One year on, he has failed to confound his critics and, if anything, has given them even more ammunition to attack him with.
THIS weekend last year, as Donald J Trump was inaugurated as President of the United States of America, we feared the worst, but wrote that he must be given a chance to prove himself. One year on, he has failed to confound his critics and, if anything, has given them even more ammunition to attack him with.
By conducting so much of his public monologue – he doesn’t do dialogue – on social media, he is undermining diplomacy and, while a lot of his knee-jerk utterances may maintain some of the populist appeal he yearns for, and seems to thrive on, he is only preaching to the converted. All the while, however, Trump has been alienating quite a few of his former allies by firing them on a whim, à la The Apprentice, and this has been coming back to bite him, politically, especially with the publication of Michael Wolff’s controversial Fire and Fury book about what, allegedly, goes on inside the White House – although the veracity of certain sections of it is questionable.
Ironically, Trump’s tweets condemning the book had the opposite of the effect he intended by boosting its sales as members of the American public at last begin to ask themselves: what have we done here? By doing the equivalent of pouring petrol on a fire, he has shown that he is not a real politician and, if he were to do the same in an international conflict, it could lead to serious consequences – not only for the people of the United States, but for other countries that could suffer collateral damage.
The President runs the White House in the gung-ho way he drove his business empire over the years in a very egocentric manner and god help anyone who gets in the way of this. What he seems to lack is any true set of values, because nobody seems to know what he really stands for apart from self-gratification and glorification; it’s all about The Donald!
A lot of what he has been doing since taking office a year ago has been negative by trying to dismantle initiatives like Obamacare and the Paris Climate Change Accord, mostly because he doesn’t like them himself. He had to row back on some of his early efforts to limit immigration by imposing punitive restrictions on people from certain Muslim countries, which were successfully overturned by the courts.
While he set about cutting the rate of US corporation tax, there has been little else positive done by him to ‘make America great again,’ as he promised he would do during the 2016 presidential campaign.
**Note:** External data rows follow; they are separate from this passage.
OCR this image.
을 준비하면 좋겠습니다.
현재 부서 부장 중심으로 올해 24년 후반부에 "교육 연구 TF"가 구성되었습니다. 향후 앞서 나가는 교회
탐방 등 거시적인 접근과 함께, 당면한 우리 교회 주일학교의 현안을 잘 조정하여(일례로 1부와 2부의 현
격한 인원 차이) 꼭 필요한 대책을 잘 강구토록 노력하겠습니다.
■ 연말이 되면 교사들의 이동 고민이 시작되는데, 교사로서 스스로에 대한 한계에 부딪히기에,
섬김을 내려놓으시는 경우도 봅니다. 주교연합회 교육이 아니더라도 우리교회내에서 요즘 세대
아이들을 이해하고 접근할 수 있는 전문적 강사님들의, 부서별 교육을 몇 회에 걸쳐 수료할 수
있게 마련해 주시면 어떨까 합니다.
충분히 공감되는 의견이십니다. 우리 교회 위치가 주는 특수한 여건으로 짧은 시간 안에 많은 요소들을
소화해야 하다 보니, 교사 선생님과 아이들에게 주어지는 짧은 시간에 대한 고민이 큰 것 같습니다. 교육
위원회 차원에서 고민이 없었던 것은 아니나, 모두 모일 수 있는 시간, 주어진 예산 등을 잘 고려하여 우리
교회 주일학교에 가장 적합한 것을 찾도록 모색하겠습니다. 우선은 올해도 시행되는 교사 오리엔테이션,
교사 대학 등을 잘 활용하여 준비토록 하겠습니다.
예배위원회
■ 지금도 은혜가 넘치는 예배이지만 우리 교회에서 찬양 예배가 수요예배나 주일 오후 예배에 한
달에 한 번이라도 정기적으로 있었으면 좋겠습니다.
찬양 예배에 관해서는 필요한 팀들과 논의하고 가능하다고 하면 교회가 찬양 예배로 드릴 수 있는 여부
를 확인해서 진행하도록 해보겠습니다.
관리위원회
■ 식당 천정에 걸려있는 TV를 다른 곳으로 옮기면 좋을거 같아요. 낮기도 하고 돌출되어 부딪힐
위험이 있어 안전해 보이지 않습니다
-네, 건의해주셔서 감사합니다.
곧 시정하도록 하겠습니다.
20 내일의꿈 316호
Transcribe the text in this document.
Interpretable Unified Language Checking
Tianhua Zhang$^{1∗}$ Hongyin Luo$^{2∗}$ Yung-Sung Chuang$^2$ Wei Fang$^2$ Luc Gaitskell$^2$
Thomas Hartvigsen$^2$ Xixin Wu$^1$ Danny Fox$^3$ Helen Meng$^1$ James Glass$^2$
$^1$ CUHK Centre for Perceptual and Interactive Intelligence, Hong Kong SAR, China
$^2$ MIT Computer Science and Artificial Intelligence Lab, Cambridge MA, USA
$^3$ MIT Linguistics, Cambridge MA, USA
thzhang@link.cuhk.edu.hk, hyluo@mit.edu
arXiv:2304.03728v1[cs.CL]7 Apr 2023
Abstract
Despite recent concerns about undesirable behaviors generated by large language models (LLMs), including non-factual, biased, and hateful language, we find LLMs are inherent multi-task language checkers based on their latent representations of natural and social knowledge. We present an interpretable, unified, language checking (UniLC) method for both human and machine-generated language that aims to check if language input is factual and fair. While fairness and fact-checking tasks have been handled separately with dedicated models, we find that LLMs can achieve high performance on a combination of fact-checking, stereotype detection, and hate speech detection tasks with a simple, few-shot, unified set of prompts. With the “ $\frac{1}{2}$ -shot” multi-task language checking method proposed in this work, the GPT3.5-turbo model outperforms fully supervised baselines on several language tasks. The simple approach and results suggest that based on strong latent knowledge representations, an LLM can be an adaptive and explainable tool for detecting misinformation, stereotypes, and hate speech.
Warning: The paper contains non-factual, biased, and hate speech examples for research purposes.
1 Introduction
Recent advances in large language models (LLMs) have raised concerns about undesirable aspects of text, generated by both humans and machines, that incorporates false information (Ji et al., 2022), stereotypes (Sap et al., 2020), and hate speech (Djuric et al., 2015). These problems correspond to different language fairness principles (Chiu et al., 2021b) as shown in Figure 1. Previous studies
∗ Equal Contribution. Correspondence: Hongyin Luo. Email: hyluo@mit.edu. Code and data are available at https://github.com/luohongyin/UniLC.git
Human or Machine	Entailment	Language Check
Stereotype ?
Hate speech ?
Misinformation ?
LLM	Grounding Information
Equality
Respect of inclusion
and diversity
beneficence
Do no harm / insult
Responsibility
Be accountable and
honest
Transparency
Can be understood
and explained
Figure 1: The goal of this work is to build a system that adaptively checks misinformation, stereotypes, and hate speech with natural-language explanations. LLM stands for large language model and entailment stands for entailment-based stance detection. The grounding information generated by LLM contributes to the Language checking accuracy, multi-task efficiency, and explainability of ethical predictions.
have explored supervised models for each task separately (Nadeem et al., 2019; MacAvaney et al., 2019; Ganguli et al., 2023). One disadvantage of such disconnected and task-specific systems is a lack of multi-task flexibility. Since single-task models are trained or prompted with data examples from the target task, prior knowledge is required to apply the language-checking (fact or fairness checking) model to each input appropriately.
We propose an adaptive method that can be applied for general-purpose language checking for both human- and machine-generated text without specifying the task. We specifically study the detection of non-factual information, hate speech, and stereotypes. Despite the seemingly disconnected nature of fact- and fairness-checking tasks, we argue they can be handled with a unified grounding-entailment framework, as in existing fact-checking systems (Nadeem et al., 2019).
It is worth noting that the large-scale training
He is still talking the talk in that regard, but not pro-actively walking the walk and he has already suffered a number of political setbacks with some high-profile Republican losses to the Democrats.
The cloud hanging over his administration caused by the ongoing investigation into alleged Russian collusion with the Trump presidential campaign team continues to be a blight and, if the allegations are proven to be true, it could seriously undermine his presidency. How many more would he have left to fire in such an eventuality?
The only luck he has on the political front is that neither the Democrats or any other party have come up with a credible candidate to take him on when he will inevitably try for re-election in 2020 – if he is still there! There were suggestions that Michelle Obama should challenge him, but she seems to have more sense! Then we had that fine speech by Oprah Winfrey at this month’s Golden Globe Awards that prompted speculation that she might be lining up an attempt to run for the presidency.
Certainly, there will be interesting times ahead, but in the meantime, President Trump – in trampling all over political sensitivities by announcing the move of his country’s embassy from Tel Aviv to Jerusalem – has effectively ended US credibility as an honest broker in trying to bring peace to the Middle East, which has been made more difficult by the current unrest in Iran. His vulgar and disparaging description of Haiti and African nations has done him no favours either.
In exchanges with Kim Jong-un in which Trump boasted that he had a bigger nuclear button than the North Korean dictator are so juvenile that we all should be seriously worried about the mindset, credibility and stability of the leader of one of the world’s most powerful countries. As long as he remains in office, the world will be uncomfortably on tenterhooks over what he might do next.